The flash program looks to be a little fancier. The reset address is set to 0x5fc0, before the rest of the program begins at 0x00c0.
The first instruction is rjmp INIT. Playing around with the .org 0x60 indicates two things:
0x60 corresponds to the position of the instruction in the program. Since instructions are 16-bits, this corresponds to a memory address of 0xc0 (0x60 * 2), where the first instruction resides.0xc05f and not 0x5fc0.This means the memory is little-endian. Given the word size of 2 bytes, the flash memory is thus better represented as:
prog 0x0000 c05f ffff ffff ffff ffff ffff ffff ffff prog 0x0010 ffff ffff ffff ffff ffff ffff ffff ffff ... prog 0x00B0 ffff ffff ffff ffff ffff ffff ffff ffff prog 0x00C0 e50f bf0d e004 bf0e ef0f bb07 bb08 ef8f prog 0x00D0 e070 d004 bb78 d002 bb88 cffb e017 ef2f prog 0x00E0 ef3f 953a f7f1 952a f7d9 951a f7c1 9508 prog 0x00F0 ffff ffff ffff ffff ffff ffff ffff ffff ...
Breaking down the flash memory, with address in units of words:
| Address | Value | Remark | 
|---|---|---|
| 0x60 | 0xe50f | Opcode: 0xe.
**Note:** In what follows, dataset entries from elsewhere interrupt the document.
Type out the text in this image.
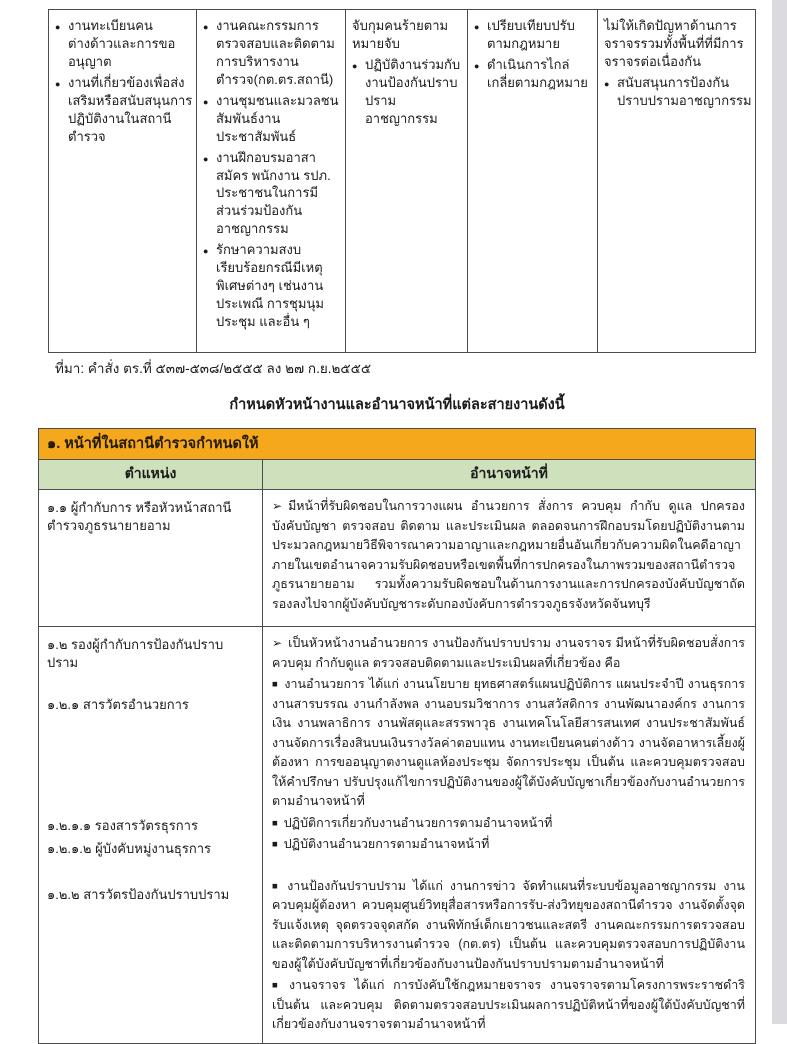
● งานทะเบียนคนต่างด้าวและการขออนุญาต
● งานที่เกี่ยวข้องเพื่อส่งเสริมหรือสนับสนุนการปฏิบัติงานในสถานีตำรวจ
● งานคณะกรรมการตรวจสอบและติดตามการบริหารงานตำรวจ(กต.ตร.สถานี)
● งานชุมชนและมวลชนสัมพันธ์งานประชาสัมพันธ์
● งานฝึกอบรมอาสาสมัคร พนักงาน รปภ. ประชาชนในการมีส่วนร่วมป้องกันอาชญากรรม
● รักษาความสงบเรียบร้อยกรณีมีเหตุพิเศษต่างๆ เช่นงานประเพณี การชุมนุมประชุม และอื่น ๆ
จับกุมคนร้ายตามหมายจับ
● ปฏิบัติงานร่วมกับงานป้องกันปราบปรามอาชญากรรม
● เปรียบเทียบปรับตามกฎหมาย
● ดำเนินการไกล่เกลี่ยตามกฎหมาย
ไม่ให้เกิดปัญหาด้านการจราจรรวมทั้งพื้นที่ที่มีการจราจรต่อเนื่องกัน
● สนับสนุนการป้องกันปราบปรามอาชญากรรม
ที่มา: คำสั่ง ตร.ที่ ๕๓๗-๕๓๘/๒๕๕๕ ลง ๒๗ ก.ย.๒๕๕๕
กำหนดหัวหน้างานและอำนาจหน้าที่แต่ละสายงานดังนี้
๑. หน้าที่ในสถานีตำรวจกำหนดให้
ตำแหน่ง	อำนาจหน้าที่
๑.๑ ผู้กำกับการ หรือหัวหน้าสถานีตำรวจภูธรนายายอาม
➢ มีหน้าที่รับผิดชอบในการวางแผน อำนวยการ สั่งการ ควบคุม กำกับ ดูแล ปกครองบังคับบัญชา ตรวจสอบ ติดตาม และประเมินผล ตลอดจนการฝึกอบรมโดยปฏิบัติงานตามประมวลกฎหมายวิธีพิจารณาความอาญาและกฎหมายอื่นอันเกี่ยวกับความผิดในคดีอาญาภายในเขตอำนาจความรับผิดชอบหรือเขตพื้นที่การปกครองในภาพรวมของสถานีตำรวจภูธรนายายอาม รวมทั้งความรับผิดชอบในด้านการงานและการปกครองบังคับบัญชาถัดรองลงไปจากผู้บังคับบัญชาระดับกองบังคับการตำรวจภูธรจังหวัดจันทบุรี
๑.๒ รองผู้กำกับการป้องกันปราบปราม
๑.๒.๑ สารวัตรอำนวยการ
๑.๒.๑.๑ รองสารวัตรธุรการ
๑.๒.๑.๒ ผู้บังคับหมู่งานธุรการ
๑.๒.๒ สารวัตรป้องกันปราบปราม
➢ เป็นหัวหน้างานอำนวยการ งานป้องกันปราบปราม งานจราจร มีหน้าที่รับผิดชอบสั่งการ ควบคุม กำกับดูแล ตรวจสอบติดตามและประเมินผลที่เกี่ยวข้อง คือ
■ งานอำนวยการ ได้แก่ งานนโยบาย ยุทธศาสตร์แผนปฏิบัติการ แผนประจำปี งานธุรการ งานสารบรรณ งานกำลังพล งานอบรมวิชาการ งานสวัสดิการ งานพัฒนาองค์กร งานการเงิน งานพลาธิการ งานพัสดุและสรรพาวุธ งานเทคโนโลยีสารสนเทศ งานประชาสัมพันธ์ งานจัดการเรื่องสินบนเงินรางวัลค่าตอบแทน งานทะเบียนคนต่างด้าว งานจัดอาหารเลี้ยงผู้ต้องหา การขออนุญาตงานดูแลห้องประชุม จัดการประชุม เป็นต้น และควบคุมตรวจสอบ ให้คำปรึกษา ปรับปรุงแก้ไขการปฏิบัติงานของผู้ใต้บังคับบัญชาเกี่ยวข้องกับงานอำนวยการตามอำนาจหน้าที่
■ ปฏิบัติการเกี่ยวกับงานอำนวยการตามอำนาจหน้าที่
■ ปฏิบัติงานอำนวยการตามอำนาจหน้าที่
■ งานป้องกันปราบปราม ได้แก่ งานการข่าว จัดทำแผนที่ระบบข้อมูลอาชญากรรม งานควบคุมผู้ต้องหา ควบคุมศูนย์วิทยุสื่อสารหรือการรับ-ส่งวิทยุของสถานีตำรวจ งานจัดตั้งจุดรับแจ้งเหตุ จุดตรวจจุดสกัด งานพิทักษ์เด็กเยาวชนและสตรี งานคณะกรรมการตรวจสอบและติดตามการบริหารงานตำรวจ (กต.ตร) เป็นต้น และควบคุมตรวจสอบการปฏิบัติงานของผู้ใต้บังคับบัญชาที่เกี่ยวข้องกับงานป้องกันปราบปรามตามอำนาจหน้าที่
■ งานจราจร ได้แก่ การบังคับใช้กฎหมายจราจร งานจราจรตามโครงการพระราชดำริ เป็นต้น และควบคุม ติดตามตรวจสอบประเมินผลการปฏิบัติหน้าที่ของผู้ใต้บังคับบัญชาที่เกี่ยวข้องกับงานจราจรตามอำนาจหน้าที่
Loads value 0x5f to register 0x0 (+16), i.e. R16. | 
| 0x61 | 0xbf0d | Opcode: 0b10111. Copy value from register 0b10000 (16) to IO port 0b111101 (0x3d, in IO-only address space). | 
| 0x62 | 0xe004 | Same LDI instruction, load 0x04. | 
| 0x63 | 0xbf0e | OUT. | 
| 0x64 | 0xef0f | Same LDI instruction, load 0xff. | 
| 0x65 | 0xbb07 | OUT. | 
| 0x66 | 0xbb08 | OUT. | 
| 0x67 | 0xef8f | LDI. | 
| 0x68 | 0xe070 | LDI. | 
| 0x69 | 0xd004 | RCALL to (0x04+1) relative jump. | 
| 0x6a | 0xbb78 | OUT. | 
| ... | ... | ... | 
| 0x71 | 0x953a | |
| ... | ... | ... | 
| 0x77 | 0x9508 | RET instruction. | 
At the RCALL instruction, the stack pointer changes to 5d 04 while the stack has value 20 6a. The program counter is at 0x69 for the RCALL, but there is a stray 0x20 appearing in the stack, not sure why.